Hatalı bağlantıların (örneğin, tek bir kinetokorun her iki kutuptan gelen mikrotübüllere bağlanması olan merotelik bağlantılar) düzeltilmesi için birincil mekanizma, hücrenin fiziksel gerilimi algılama yeteneğine dayanır.³⁹ Bu sürecin merkezinde Aurora B kinaz enzimi yer alır. Doğru, çift kutuplu bağlantılar, kardeş kinetokorları zıt yönlere çeken bir gerilim oluşturur. Hatalı bağlantılarda ise bu gerilim yoktur veya çok azdır. İç sentromer bölgesinde konumlanan Aurora B, bir gerilim sensörü gibi hareket eder. Düşük gerilimli (hatalı) bir bağlantı durumunda, Aurora B dış kinetokordaki Ndc80 gibi proteinlere ulaşıp onları fosforiller (fosfat grubu ekler). Bu fosforilasyon, mikrotübül bağlantısını zayıflatarak kararsız hale getirir ve serbest kalıp yeniden, doğru bir şekilde yakalanmasına olanak tanır.³⁵ Yüksek gerilim (doğru bağlantı) oluştuğunda ise, kinetokorlar iç sentromerden uzağa çekilir ve Aurora B'nin erişim alanının dışına çıkar. Bu durum, fosfataz adı verilen enzimlerin fosfat gruplarını sökmesine ve böylece doğru bağlantının kilitlenerek stabilize edilmesine imkan verir.³³

Bu mekanizma, fiziksel kuvvetlerin biyokimyasal sinyalleri nasıl yönettiğinin zarif bir örneğidir. Mekanik bir özellik olan gerilim, fosforilasyon gibi kimyasal bir anahtarı kontrol etmek için doğrudan bir girdi olarak kullanılır. Sistem, herhangi bir yanlış konfigürasyonda doğası gereği kararsız olacak ve yalnızca doğru konfigürasyonda kararlı hale gelecek şekilde tertip edilmiştir. Fiziksel kuvveti doğruluğun nihai hakemi olarak kullanarak, kendini aktif olarak doğru duruma doğru yönlendirir.

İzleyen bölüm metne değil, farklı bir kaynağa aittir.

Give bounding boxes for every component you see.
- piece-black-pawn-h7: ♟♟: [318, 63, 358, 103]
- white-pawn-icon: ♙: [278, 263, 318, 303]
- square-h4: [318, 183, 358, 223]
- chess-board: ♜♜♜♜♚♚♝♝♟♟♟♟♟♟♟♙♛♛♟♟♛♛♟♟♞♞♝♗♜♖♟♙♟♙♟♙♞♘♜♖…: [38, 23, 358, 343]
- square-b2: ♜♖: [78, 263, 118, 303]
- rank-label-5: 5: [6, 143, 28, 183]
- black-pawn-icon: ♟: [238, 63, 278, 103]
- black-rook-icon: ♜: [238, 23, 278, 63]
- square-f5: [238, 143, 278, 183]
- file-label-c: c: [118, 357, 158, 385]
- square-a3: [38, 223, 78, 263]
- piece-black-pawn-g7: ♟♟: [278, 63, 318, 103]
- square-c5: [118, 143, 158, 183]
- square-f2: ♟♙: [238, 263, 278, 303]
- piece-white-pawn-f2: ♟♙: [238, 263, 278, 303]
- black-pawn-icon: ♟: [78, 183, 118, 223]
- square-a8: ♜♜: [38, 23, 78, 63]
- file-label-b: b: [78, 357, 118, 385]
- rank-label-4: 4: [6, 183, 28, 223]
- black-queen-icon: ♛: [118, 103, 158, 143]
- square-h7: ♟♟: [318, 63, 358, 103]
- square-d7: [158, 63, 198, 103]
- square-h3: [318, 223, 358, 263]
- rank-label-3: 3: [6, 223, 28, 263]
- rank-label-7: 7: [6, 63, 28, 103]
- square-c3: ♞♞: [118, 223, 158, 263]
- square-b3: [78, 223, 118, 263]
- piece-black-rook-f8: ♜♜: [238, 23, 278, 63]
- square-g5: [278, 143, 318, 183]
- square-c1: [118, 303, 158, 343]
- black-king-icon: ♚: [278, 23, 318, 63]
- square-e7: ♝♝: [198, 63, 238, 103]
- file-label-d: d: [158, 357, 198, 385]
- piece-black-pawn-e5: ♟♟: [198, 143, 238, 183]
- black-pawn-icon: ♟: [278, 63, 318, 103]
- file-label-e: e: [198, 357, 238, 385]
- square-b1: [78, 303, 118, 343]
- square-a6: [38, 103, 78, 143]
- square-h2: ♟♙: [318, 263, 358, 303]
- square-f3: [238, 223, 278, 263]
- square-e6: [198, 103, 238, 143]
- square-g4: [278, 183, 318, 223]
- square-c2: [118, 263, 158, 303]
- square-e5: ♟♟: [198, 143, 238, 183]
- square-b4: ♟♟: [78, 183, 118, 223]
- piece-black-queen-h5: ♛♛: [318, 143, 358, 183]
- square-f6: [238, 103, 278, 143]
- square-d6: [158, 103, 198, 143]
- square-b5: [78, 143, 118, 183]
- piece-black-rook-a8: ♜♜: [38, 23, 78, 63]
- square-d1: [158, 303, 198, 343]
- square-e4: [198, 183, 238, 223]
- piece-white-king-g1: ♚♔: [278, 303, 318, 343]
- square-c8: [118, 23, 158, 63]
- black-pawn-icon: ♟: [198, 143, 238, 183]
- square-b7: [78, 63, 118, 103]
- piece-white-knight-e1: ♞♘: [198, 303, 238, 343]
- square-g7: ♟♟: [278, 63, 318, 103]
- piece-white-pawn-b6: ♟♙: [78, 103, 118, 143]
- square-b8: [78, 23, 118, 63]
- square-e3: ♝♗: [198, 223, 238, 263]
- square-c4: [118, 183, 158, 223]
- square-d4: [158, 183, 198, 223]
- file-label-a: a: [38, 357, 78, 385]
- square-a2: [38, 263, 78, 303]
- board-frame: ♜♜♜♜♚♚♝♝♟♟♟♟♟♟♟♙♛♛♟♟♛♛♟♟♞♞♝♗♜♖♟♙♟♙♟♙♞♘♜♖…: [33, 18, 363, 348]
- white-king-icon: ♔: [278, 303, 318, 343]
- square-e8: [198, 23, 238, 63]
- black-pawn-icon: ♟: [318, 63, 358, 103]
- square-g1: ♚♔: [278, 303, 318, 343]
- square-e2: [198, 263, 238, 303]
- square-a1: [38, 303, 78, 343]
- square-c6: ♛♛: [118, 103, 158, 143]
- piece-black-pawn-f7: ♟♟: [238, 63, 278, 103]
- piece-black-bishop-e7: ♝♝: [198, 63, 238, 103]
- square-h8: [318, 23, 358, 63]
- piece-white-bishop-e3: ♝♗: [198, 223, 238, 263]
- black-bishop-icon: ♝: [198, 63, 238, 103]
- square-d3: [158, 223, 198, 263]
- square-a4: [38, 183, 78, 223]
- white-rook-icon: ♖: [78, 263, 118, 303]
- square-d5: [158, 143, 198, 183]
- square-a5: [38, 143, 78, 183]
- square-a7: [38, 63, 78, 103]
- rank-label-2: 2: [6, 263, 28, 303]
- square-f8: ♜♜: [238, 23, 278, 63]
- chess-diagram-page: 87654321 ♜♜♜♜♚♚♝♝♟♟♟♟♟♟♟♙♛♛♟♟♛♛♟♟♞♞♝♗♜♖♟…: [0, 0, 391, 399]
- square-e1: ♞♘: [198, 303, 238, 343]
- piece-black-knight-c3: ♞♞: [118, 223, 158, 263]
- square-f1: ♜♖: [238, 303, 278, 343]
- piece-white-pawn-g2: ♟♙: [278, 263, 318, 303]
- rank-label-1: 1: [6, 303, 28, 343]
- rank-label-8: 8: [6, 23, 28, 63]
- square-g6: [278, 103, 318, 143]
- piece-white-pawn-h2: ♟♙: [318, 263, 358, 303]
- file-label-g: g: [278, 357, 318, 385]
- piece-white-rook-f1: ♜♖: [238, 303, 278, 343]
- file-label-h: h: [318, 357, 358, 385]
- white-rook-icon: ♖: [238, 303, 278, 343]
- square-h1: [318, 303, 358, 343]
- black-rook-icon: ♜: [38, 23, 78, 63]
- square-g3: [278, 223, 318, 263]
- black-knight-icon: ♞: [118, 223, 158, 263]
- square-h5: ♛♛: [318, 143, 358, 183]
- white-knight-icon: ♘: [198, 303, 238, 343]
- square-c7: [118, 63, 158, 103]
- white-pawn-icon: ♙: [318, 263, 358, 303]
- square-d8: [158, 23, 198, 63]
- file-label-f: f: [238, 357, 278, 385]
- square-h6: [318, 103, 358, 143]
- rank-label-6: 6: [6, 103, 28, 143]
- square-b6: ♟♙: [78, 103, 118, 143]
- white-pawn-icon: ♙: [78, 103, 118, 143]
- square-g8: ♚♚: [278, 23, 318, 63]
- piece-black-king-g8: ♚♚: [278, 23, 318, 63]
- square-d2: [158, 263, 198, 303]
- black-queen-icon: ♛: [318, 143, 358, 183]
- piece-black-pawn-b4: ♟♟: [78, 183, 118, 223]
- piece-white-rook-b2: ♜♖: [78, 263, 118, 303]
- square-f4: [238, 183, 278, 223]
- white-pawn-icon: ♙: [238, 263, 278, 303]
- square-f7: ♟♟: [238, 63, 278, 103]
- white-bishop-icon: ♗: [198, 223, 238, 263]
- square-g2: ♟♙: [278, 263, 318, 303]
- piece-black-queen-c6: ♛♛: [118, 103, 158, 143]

Son araştırmalar, kromozom ayrımının hassasiyetinin yalnızca hücre içi mekanizmalar ile belirlenmediğini ortaya koymuştur. Örneğin, epitel hücreleri, izole edilip kültür ortamında çoğaltıldıklarında, kendi doğal doku ortamlarında bulundukları zamana kıyasla önemli ölçüde daha fazla ayrım hatası sergilerler.⁴¹ Bu artırılmış sadakat, doku mimarisinin sağladığı fiziksel ipuçları ve integrin adı verilen bağlantı proteinlerinin işleviyle ilişkilidir. Bu dış bağlantıların, hücrenin iç hata düzeltme yollarını güçlendirdiği ve özellikle merotelik gibi sorunlu bağlantıların çözümünde daha verimli hale getirdiği düşünülmektedir.³⁹ Bu bulgu, moleküler ölçek (mitoz), doku ölçeği (mimari) ve organizma ölçeği (sağlık ve hastalık) arasında derin bir bağ kurmaktadır. Kanserin bir özelliği olan doku mimarisinin bozulması, mitoz hassasiyetine yönelik bu dış desteği zayıflatarak doğrudan kromozomal kararsızlığın artmasına katkıda bulunabilir. Bu durum, doku bozulmasının genetik hatalara, genetik hataların da daha fazla kanserli büyümeye ve doku bozulmasına yol açtığı bir kısır döngüye işaret edebilir.⁴¹

Mitoz sürecinin bilimsel verilerle ortaya konan işleyişi, derin bir nizam (düzen), açık bir gaye (amaç) ve incelikli bir sanat sergilemektedir.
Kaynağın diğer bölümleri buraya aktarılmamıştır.